Humorous stories about persistence.

1, Li Bai's iron pestle is ground into a needle-after the old woman told him this truth, Li Bai immediately led the way. From then on, he worked hard and finally understood the truth that "success comes naturally". 2. Before writing Xu Xiake's Travels, Xu Xiake insisted on traveling all over the world. He studied hard in Qu Yuan's cave and persisted for three years. Story: Insist on answering your questions! Joke: But none of them deserve you! On the day of "Four Persistences", an official preached to his colleagues the experience of learning four Persistences: "Going on a business trip with a female secretary, insisting on sharing the same room with different bunks, insisting on not taking off pants in the same bunk, and insisting on not touching your stomach. Haha! " That's all-1. Two students are talking after the mid-term exam. A: It's terrible this time. You did so badly in the exam that you will definitely be scolded when you go back ... What about you?
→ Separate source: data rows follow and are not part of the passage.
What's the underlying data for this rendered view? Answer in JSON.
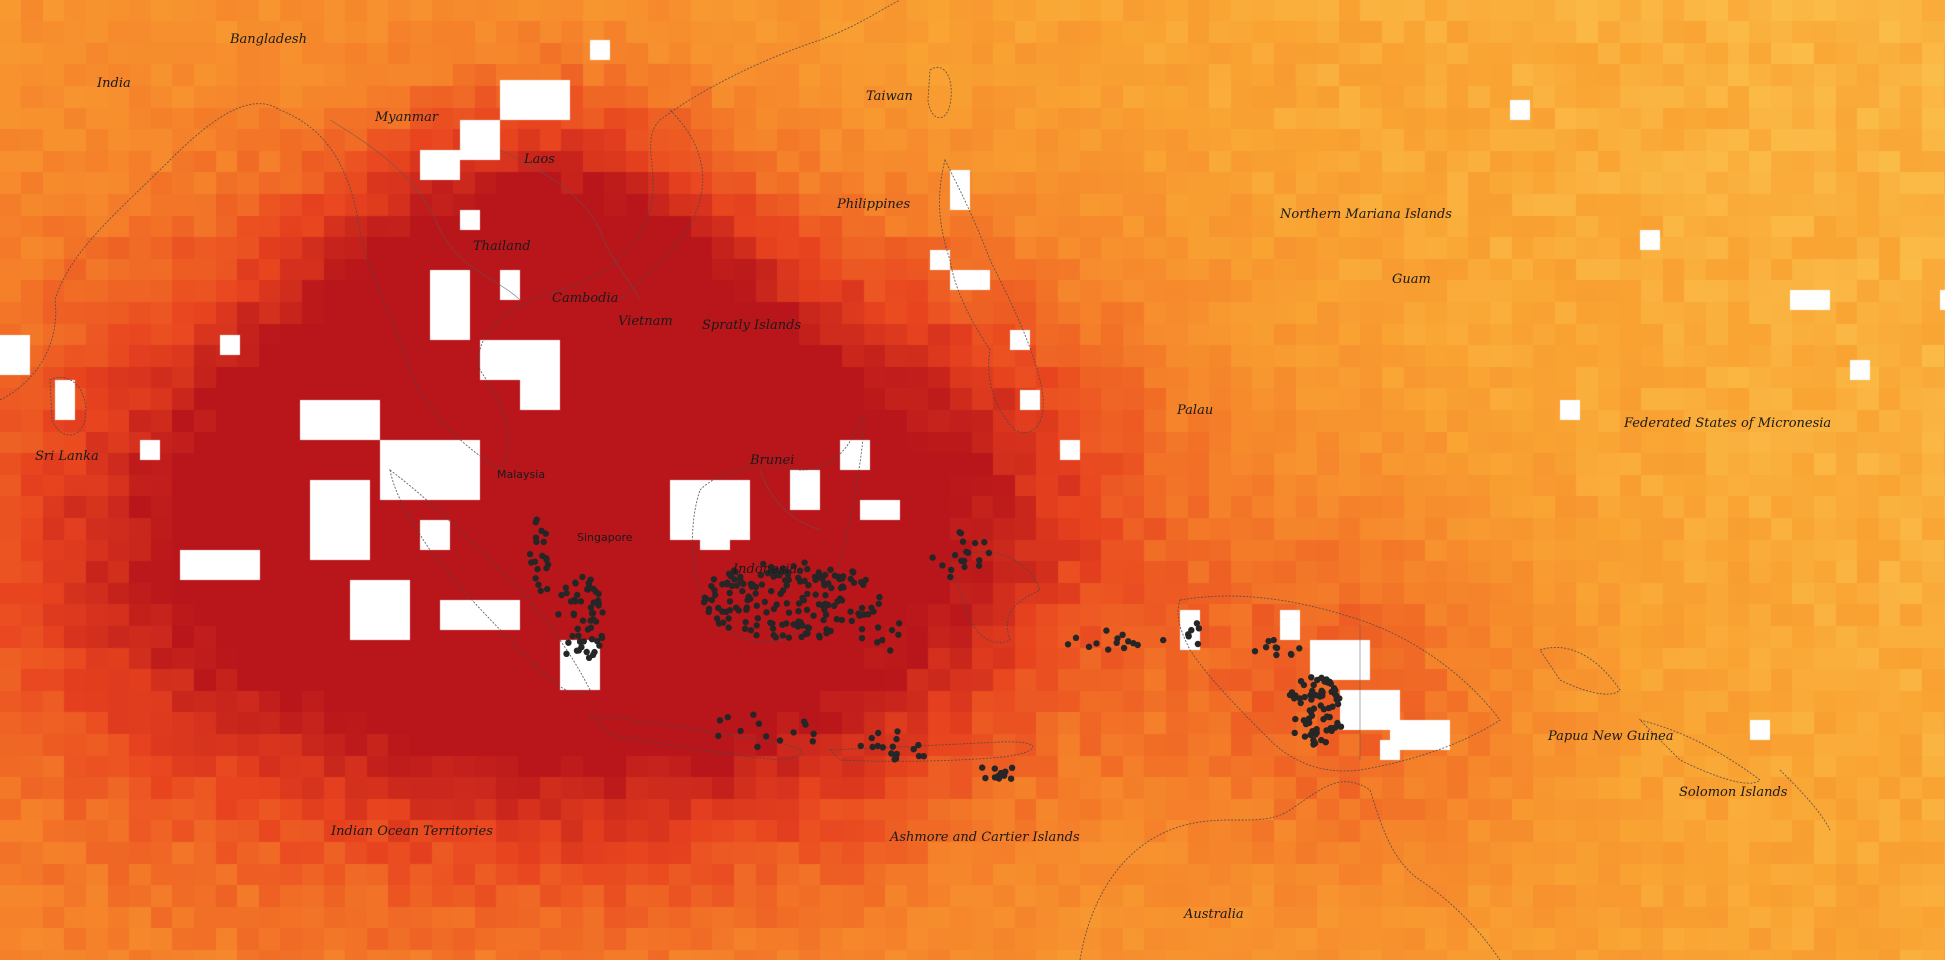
{
  "map": {
    "colors": {
      "light": "#fdd35c",
      "mid": "#f9a433",
      "orange": "#f5812a",
      "red": "#e8441f",
      "darkred": "#b9161b",
      "nodata": "#ffffff",
      "hotspot": "#262626"
    },
    "labels": {
      "bangladesh": "Bangladesh",
      "india": "India",
      "myanmar": "Myanmar",
      "laos": "Laos",
      "taiwan": "Taiwan",
      "philippines": "Philippines",
      "northern_mariana": "Northern Mariana Islands",
      "guam": "Guam",
      "thailand": "Thailand",
      "cambodia": "Cambodia",
      "vietnam": "Vietnam",
      "spratly": "Spratly Islands",
      "palau": "Palau",
      "micronesia": "Federated States of Micronesia",
      "sri_lanka": "Sri Lanka",
      "malaysia": "Malaysia",
      "brunei": "Brunei",
      "singapore": "Singapore",
      "indonesia": "Indonesia",
      "papua_new_guinea": "Papua New Guinea",
      "solomon": "Solomon Islands",
      "indian_ocean_territories": "Indian Ocean Territories",
      "ashmore_cartier": "Ashmore and Cartier Islands",
      "australia": "Australia"
    }
  }
}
B: Women's singles below b:80 points, men's singles below 70 points and mixed doubles below 60 points ... I can't even imagine this time. ...
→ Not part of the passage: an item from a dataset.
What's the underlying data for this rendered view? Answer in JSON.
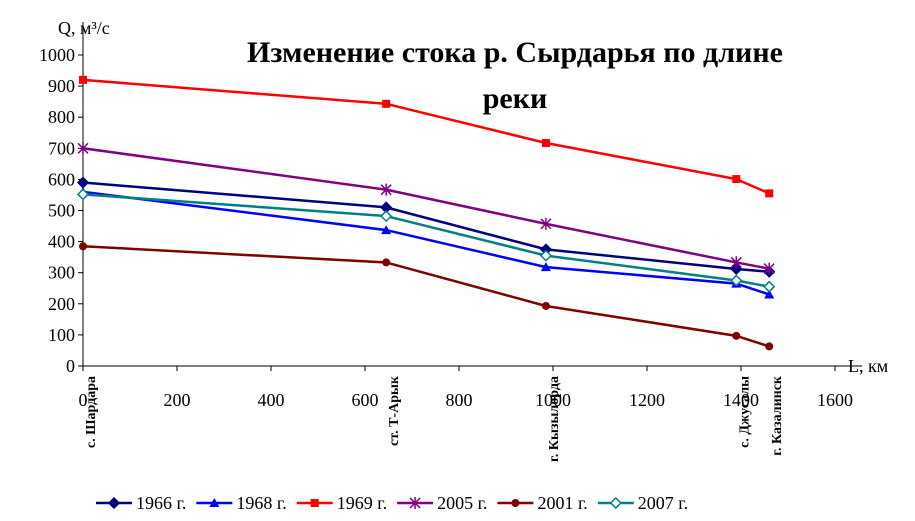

My brother said: I bought a cup with "I want a raise" printed on it. Point these words at the boss at every meeting. Finally one day, the boss also bought a cup, which said "fuck off"! 3. After Yao Ming retired, because of his height problem, his life was inconvenient, and he sought medical advice everywhere, but it was not solved. One day I met a monk. The monk said that there is a secret recipe that can reduce the height to 1.8 meters after taking it. Yao Ming was overjoyed and asked what medicine it was. The monk said: short oil! 4. Two children are talking: A says: Our whole family likes animals very much. My mother likes cats, my brother likes dogs and my sister likes rabbits. ? B said: What about your father? ? A said: I like foxes. 5. School Booking Office: Tickets are particularly tight now. If the train ticket you want is gone, will you obey the adjustment? ? Me: Obey. ? After getting the ticket the next day, I was very angry: I booked a ticket to Shandong, why did I get a ticket to Shanxi! ! ! ? School booking office: Didn't you say that you obey the adjustment? 6. One day, the hen was flying on the roof, and the owner said angrily, "If you don't come down, I'll kill all the cocks here and make your life worse than death." ? The hen smiled and said, "We can finally find the duck …" I don't know.